“Thinking of migrating to the Java 2 Platform, Standard Edition 5.0, code-named Tiger? You’re not alone. Thousands of companies all over the world are giving J2SE 5.0 a try, and they like what they see. New language features, enhanced class libraries, better tool support, and desktop enhancements are just some of the reasons why many companies are making the switch. In this article, we talk with Li Moore, software engineer at Google, about his company’s switch from J2SE version 1.4 to 5.0.”
What I’m missing are some more and better layout managers. That’s one damn important thing for me. Fortunately there is Jgoodies, but why should I have to get extra packages just to build halfway decent looking GUI apps?
Agreed.
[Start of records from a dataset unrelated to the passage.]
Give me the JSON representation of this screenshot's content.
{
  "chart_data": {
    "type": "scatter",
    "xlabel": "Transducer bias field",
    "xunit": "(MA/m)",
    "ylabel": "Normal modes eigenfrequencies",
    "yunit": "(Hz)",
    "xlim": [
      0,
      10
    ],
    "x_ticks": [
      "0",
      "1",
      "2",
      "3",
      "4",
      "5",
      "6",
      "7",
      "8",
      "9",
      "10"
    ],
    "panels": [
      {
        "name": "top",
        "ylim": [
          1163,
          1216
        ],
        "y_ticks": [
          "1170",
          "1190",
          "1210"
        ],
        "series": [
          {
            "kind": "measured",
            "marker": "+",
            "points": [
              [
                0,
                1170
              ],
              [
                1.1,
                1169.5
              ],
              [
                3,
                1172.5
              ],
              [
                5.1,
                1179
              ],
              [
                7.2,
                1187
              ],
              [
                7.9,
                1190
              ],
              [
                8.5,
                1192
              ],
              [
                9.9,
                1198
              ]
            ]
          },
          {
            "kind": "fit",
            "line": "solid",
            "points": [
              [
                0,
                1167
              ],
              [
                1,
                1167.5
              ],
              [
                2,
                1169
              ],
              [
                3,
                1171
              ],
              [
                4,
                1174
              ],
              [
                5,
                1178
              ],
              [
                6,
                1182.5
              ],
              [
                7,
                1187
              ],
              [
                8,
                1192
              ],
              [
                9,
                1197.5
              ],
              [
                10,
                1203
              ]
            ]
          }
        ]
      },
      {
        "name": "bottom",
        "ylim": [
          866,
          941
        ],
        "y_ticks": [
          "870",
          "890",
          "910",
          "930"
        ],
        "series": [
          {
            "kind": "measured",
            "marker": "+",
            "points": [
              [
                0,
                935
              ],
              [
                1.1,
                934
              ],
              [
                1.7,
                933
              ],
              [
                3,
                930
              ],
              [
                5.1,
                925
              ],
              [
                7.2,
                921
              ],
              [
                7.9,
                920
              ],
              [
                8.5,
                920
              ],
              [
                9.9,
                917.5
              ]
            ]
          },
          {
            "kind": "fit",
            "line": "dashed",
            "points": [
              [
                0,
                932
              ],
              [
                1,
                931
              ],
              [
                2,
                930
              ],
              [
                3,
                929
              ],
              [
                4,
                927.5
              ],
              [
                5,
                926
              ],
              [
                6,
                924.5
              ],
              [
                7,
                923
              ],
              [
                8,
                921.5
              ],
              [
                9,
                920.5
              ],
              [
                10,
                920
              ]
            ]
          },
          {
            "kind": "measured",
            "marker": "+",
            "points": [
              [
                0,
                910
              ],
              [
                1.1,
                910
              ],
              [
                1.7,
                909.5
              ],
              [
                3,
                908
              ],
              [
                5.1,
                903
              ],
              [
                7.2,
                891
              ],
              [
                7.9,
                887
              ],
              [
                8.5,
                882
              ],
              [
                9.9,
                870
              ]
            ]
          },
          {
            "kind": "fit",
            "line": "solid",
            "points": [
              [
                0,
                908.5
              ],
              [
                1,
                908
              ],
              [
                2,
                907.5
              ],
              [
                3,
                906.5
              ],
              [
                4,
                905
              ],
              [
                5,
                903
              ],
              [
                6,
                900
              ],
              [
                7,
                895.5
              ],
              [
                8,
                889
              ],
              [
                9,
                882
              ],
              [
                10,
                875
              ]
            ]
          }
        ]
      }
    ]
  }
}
Though I am looking forward to Netbeans 5 which will feature a really awesome Swing development feature set. I am rather irked that Swing has still not improved as much between 1.4 and 1.5. The annoying grey rectangle problem is still existant tho I hear that Mustang takes care of that problem.
Java 5.0 is not supported for my box (PPC Linux) so how could I consider switching, well actually I am switching to Ruby. But I’m just developing toy applications and the like so I guess Sun won’t care
What’s wrong w/ Netbeans? Too expensive?
What type of a shit answer was that? Do you even know what JGoodies is?
Awesome.
At work I’ve had a little bit of work with C# and a little bit of work with Java and I’ve gotta say that the for-each loops were one of the things I really missed when I started using Java more often.
Sure, it only saves a few lines of code, but it sure gets rid of a little of the monotony that inevitably comes along when coding.
https://swing-layout.dev.java.net/
http://www.netbeans.org/community/releases/50/index.html (matisse GUI builder)
In the adoption of j2sdk5.0 was that it took Eclipse literally ages to adopt it.
In the adoption of j2sdk5.0 was that it took Eclipse literally ages to adopt it.
If you mean the 3.1 final release, then yeah, it took about six months. They had stable milestone builds fairly early on though, so it wasn’t really necessary to wait for the final – I’d been using those for ages.
If you mean the 3.1 final release, then yeah, it took about six months.
JDK 5.0 was released September 2004. Eclipse 3.1 was released June 2005.